Privileged Container Escape: Linux Capability Abuse and Host Device Access for Breakout
Theory
Why This Matters
In 2019, the CVE-2019-5736 runc vulnerability demonstrated that container escape was possible without --privileged, but --privileged containers have always been trivially escapable by design. Multiple Kubernetes cluster compromises — including the 2018 Tesla AWS cryptojacking incident and numerous subsequent red team engagements — involved privileged containers deployed as CI/CD agents, monitoring tools, or system utilities that gave attackers immediate host access upon code execution inside the container. The --privileged flag is so dangerous precisely because it appears to be a simple configuration option while functionally eliminating every security boundary Docker provides.
Core Concept
The --privileged flag in Docker does two things simultaneously: it grants the container all Linux capabilities (including CAP_SYS_ADMIN, CAP_NET_ADMIN, CAP_SYS_PTRACE, CAP_SYS_MODULE, and 34 others), and it disables the default seccomp and AppArmor profiles, removing syscall filtering. The combined effect is that a process inside a privileged container is functionally equivalent to a process running as root on the host — the only remaining isolation is the container's separate PID and network namespaces, which can be collapsed with --pid=host --net=host.

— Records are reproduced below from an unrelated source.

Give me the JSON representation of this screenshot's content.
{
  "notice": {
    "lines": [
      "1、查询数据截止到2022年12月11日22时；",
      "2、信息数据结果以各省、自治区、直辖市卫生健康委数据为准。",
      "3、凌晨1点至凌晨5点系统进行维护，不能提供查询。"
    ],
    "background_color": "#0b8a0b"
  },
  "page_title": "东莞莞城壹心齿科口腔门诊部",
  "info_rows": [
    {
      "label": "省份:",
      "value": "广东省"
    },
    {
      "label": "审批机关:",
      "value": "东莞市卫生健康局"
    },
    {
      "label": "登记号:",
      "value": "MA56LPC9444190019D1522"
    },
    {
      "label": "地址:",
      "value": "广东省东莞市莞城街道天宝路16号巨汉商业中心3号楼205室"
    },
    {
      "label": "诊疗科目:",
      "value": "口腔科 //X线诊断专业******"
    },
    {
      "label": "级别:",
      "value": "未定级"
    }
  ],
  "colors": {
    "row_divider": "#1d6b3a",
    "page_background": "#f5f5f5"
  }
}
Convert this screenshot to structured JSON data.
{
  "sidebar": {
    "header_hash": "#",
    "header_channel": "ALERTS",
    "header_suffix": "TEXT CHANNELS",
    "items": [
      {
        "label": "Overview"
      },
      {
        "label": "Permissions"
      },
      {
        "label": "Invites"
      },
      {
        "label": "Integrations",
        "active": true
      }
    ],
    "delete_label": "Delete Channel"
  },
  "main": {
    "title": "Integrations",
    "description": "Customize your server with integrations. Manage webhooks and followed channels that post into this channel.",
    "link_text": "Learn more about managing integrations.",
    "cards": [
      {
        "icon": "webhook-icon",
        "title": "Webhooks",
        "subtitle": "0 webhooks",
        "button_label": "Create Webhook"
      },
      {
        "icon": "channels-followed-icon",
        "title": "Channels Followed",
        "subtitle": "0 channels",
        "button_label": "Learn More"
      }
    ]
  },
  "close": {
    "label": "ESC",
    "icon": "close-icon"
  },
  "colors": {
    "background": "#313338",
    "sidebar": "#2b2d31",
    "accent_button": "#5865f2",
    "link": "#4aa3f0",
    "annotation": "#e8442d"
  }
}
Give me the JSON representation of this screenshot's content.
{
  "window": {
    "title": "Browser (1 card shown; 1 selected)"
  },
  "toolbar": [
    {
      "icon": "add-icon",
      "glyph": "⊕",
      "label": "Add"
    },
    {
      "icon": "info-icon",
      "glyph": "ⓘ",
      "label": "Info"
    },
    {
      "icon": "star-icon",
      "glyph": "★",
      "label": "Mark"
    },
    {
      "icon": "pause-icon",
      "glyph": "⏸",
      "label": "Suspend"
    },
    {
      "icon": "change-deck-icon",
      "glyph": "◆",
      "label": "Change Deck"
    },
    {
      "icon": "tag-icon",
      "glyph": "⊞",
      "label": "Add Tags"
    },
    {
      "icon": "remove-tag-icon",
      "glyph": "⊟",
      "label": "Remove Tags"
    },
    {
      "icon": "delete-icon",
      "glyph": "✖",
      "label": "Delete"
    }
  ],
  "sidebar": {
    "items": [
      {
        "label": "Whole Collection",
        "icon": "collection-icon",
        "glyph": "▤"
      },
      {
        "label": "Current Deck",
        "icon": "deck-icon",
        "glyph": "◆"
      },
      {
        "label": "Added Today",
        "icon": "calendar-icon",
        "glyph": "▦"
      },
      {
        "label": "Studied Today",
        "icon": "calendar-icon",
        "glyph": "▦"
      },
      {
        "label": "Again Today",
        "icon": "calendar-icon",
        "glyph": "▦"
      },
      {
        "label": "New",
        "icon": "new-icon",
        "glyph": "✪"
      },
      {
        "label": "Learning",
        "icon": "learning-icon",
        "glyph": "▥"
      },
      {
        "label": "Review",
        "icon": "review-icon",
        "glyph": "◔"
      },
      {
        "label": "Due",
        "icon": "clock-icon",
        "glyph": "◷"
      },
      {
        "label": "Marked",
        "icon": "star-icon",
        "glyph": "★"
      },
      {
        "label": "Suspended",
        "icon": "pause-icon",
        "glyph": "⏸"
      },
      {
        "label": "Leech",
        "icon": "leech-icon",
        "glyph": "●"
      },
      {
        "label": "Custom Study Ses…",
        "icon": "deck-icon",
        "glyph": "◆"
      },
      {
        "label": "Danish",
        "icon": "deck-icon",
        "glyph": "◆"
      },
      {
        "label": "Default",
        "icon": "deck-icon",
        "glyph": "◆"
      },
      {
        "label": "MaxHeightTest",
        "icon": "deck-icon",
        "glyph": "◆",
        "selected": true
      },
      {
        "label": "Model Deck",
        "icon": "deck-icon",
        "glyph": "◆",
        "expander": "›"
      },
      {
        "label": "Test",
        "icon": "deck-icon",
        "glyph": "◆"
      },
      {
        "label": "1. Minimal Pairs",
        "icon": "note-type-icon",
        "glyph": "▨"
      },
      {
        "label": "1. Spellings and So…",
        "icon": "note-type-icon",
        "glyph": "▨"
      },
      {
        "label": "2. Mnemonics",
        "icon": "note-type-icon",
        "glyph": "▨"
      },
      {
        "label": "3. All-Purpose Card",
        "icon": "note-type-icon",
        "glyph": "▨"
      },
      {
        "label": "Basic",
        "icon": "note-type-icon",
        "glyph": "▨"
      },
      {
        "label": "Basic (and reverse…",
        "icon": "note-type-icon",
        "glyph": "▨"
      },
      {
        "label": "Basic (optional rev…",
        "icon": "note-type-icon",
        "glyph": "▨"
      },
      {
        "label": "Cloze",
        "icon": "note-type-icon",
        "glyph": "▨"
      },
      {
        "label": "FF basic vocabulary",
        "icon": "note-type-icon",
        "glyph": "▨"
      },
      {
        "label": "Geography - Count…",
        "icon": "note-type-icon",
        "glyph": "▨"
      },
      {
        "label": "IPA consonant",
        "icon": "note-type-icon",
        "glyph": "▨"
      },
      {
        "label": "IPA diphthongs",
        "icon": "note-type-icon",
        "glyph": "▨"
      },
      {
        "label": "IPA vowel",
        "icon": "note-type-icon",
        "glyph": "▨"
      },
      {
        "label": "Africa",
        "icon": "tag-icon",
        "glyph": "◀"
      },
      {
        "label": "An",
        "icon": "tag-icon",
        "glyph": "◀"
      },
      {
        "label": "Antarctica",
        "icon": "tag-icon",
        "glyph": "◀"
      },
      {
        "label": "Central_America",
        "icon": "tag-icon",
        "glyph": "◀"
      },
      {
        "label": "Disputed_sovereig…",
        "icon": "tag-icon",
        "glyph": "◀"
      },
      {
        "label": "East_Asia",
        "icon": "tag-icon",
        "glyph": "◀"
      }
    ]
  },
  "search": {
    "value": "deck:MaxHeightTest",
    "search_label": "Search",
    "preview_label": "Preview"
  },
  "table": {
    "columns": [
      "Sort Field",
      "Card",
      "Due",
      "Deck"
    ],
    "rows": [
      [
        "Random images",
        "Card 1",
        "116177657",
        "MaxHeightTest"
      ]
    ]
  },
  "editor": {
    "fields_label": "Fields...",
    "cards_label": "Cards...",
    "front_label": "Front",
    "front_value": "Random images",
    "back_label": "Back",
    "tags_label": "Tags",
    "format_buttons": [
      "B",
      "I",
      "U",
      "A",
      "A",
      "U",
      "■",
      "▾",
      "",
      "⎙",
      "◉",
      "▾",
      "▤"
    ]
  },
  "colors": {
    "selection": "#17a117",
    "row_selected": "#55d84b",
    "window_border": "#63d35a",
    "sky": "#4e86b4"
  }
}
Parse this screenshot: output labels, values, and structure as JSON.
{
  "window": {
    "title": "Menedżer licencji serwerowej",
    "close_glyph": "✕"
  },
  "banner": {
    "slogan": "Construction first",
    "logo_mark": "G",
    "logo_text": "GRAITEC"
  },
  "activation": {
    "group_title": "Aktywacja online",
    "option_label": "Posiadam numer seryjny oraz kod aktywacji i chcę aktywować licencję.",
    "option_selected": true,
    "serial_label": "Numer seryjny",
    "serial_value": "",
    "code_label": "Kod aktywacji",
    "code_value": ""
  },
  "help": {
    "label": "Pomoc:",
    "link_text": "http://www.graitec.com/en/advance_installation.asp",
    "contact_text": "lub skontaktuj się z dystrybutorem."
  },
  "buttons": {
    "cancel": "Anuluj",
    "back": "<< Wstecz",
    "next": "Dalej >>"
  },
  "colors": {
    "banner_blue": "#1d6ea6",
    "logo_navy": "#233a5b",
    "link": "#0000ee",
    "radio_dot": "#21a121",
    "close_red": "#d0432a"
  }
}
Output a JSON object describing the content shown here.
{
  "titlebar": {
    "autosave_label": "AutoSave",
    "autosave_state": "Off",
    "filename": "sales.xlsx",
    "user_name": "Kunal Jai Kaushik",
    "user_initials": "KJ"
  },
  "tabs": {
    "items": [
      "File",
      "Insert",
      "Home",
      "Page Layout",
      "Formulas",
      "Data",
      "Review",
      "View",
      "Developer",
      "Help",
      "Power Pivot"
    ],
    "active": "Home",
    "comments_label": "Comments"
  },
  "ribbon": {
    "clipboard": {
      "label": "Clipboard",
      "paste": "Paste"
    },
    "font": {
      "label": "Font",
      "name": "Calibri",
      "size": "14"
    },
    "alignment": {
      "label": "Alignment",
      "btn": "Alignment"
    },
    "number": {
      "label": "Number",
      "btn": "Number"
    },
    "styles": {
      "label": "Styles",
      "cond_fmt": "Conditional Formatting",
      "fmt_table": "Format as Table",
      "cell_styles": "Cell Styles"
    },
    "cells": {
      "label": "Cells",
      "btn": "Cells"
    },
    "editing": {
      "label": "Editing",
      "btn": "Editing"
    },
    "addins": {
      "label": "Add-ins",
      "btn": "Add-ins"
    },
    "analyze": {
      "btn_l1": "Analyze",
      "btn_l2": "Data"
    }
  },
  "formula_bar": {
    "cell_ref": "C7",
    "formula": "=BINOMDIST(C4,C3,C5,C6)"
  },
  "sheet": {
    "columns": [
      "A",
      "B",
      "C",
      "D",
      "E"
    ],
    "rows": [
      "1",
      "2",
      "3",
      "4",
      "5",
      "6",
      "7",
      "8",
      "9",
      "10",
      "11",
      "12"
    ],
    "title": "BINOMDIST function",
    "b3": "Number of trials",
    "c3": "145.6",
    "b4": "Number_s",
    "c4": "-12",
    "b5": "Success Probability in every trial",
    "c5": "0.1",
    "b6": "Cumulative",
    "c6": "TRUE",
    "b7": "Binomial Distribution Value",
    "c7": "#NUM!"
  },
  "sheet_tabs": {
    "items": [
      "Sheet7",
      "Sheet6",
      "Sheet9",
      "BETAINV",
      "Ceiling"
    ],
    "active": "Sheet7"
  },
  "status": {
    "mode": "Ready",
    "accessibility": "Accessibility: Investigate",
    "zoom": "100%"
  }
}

Escape technique — mounting the host disk:
Because a privileged container can access all host devices via /dev, the attacker mounts the host root disk partition directly, gaining full read-write access to the host filesystem without needing any container escape vulnerability.
Escape technique — loading a kernel module:
With CAP_SYS_MODULE, the attacker compiles and loads a malicious kernel module (rootkit) directly from inside the container, executing code in kernel space with no isolation whatsoever.
Escape technique — cgroup release_agent:
The CAP_SYS_ADMIN capability allows mounting cgroup filesystems. A published technique (CVE-2022-0492, Felix Wilhelm's PoC) uses the cgroup release_agent file to execute arbitrary commands on the host when the last process in a cgroup exits.
Legitimate use cases for --privileged are narrow: network packet capture requiring raw socket access, loading kernel modules for storage drivers, and certain hardware testing scenarios. In almost all production deployments where --privileged is found, it was added to "fix" a capability error and never removed.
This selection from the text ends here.